Freilich verhält es sich nicht so, dass Zonenordnungen und Baureglemente die Lage der Grundstücke und den Ortsgebrauch im Sinne von Art. 684 ZGB geradezu verbindlich festlegen würden (MEIER-HAYOZ, a.a.O., N. 112 zu Art. 684 ZGB). Allerdings bildet das öffentliche Baurecht einerseits ein Indiz für den Ortsgebrauch (vgl. BGE 126 III 223 E. 3c S. 225; MEIER-HAYOZ, a.a.O., N. 113; AUER, Neuere Entwicklungen im privatrechtlichen Immissionsschutz, Diss. Zürich 1997, S. 15), und andererseits ist es bei der Anwendung von Art. 684 ZGB insofern mitzubedenken, als die Einheit der Rechtsordnung ein beziehungsloses Nebeneinander von privatem und öffentlichem Recht verbietet (BGE 126 III 223 E. 3c S. 226; RASELLI, a.a.O., S. 284 ff.; HÄNNI, Planungs-, Bau- und besonders Umweltschutzrecht, Bern 2002, S. 493). Art. 6 Abs. 1 ZGB stellt in diesem Sinn nicht nur einen unechten Vorbehalt zu Gunsten der Kantone dar, sondern verpflichtet auch zur Harmonisierung von Bundeszivil- und kantonalem öffentlichen Recht (MARTI, Zürcher Kommentar, N. 25 und 52 ff. zu Art. 6 ZGB); darauf hat das Bundesgericht bereits im Zusammenhang mit Lärmimmissionen hingewiesen (BGE 126 III 223 E. 3c S. 225 ff.). Freilich ist nicht zu verkennen, dass die Ausweitung des öffentlichen Baurechts tendenziell auf Kosten des privatrechtlichen Immissionsschutzes gehen kann. Dies ist jedoch insoweit sachlich gerechtfertigt und hinzunehmen, als man es mit detaillierten Zonenordnungen und Baureglementen zu tun hat. Nur diese vermögen der übergeordneten Zielsetzung der Raumplanung (vgl. Art. 1 RPG) und dabei insbesondere dem Grundsatz der rationalen, das ganze Siedlungsgebiet umfassenden Planung (vgl. Art. 3 RPG) zu genügen. Wird daher das Vorliegen einer übermässigen Einwirkung im Sinne von Art. 684 ZGB mit dem Argument verneint, das Bauvorhaben entspreche den massgebenden öffentlich-rechtlichen (Bauabstands-)Normen, und handelt es sich dabei um Vorschriften, die im Rahmen einer detaillierten, den Zielen und Planungsgrundsätzen des Raumplanungsrechts entsprechenden Bau- und Zonenordnung erlassen worden sind, bedeutet das in aller Regel keine Vereitelung von Bundesrecht (in diesem Sinn auch: MEIER-HAYOZ, a.a.O., N. 311 zu Art. 684 ZGB).

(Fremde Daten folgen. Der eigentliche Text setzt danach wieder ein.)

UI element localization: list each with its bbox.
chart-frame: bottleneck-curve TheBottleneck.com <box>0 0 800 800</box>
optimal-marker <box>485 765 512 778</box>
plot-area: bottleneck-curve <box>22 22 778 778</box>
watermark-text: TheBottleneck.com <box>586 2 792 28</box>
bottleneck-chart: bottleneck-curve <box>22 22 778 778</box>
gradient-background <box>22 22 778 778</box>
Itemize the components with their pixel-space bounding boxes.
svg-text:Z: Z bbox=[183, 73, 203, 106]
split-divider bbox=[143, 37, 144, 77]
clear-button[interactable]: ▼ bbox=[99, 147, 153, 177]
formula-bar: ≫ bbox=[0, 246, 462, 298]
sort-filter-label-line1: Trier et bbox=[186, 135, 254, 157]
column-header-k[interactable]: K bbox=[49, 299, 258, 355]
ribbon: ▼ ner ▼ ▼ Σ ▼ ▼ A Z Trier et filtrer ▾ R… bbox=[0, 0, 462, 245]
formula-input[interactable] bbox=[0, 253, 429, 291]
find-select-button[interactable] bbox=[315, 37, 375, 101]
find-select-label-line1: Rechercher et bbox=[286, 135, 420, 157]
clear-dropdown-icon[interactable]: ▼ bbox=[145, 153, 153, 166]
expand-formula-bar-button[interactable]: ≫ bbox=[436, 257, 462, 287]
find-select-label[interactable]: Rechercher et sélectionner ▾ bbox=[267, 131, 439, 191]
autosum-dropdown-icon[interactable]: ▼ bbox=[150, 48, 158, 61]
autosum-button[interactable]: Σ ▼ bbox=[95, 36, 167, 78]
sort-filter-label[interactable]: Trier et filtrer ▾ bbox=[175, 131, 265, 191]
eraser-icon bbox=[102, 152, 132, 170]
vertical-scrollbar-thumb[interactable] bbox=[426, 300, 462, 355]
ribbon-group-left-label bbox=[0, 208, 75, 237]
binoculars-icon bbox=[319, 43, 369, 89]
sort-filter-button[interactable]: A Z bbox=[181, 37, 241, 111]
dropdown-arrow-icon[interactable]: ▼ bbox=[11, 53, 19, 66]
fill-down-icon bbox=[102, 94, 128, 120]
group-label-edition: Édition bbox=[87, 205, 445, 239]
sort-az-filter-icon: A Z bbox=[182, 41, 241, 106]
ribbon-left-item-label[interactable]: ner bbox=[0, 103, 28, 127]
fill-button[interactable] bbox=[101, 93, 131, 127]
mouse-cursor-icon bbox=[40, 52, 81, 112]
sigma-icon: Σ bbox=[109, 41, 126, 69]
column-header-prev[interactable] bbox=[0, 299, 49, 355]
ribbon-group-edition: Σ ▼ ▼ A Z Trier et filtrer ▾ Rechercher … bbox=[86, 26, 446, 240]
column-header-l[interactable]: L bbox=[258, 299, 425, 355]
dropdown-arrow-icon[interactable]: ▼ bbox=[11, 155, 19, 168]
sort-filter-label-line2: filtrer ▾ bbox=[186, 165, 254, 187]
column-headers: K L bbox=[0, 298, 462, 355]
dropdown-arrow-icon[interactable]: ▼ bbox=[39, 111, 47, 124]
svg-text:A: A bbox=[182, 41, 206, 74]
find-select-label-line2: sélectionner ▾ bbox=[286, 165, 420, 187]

2.7 Vor dem Hintergrund dieser Ausführungen ist zusammenfassend festzuhalten, dass das Verwaltungsgericht kein Bundesrecht verletzte, indem es die übermässige Einwirkung im Sinne von Art. 684 ZGB mit der Begründung verneint hat, das Bauvorhaben entspreche den massgebenden öffentlich-rechtlichen Abstandsvorschriften. Ebenso wenig ist Art. 8 ZGB verletzt, weil das Verwaltungsgericht bei diesem Ergebnis nicht gehalten war, eigene Sachverhaltsfeststellungen zur privatrechtlichen Einsprache zu treffen und die diesbezüglich beantragten Beweise abzunehmen. Die Berufung ist abzuweisen.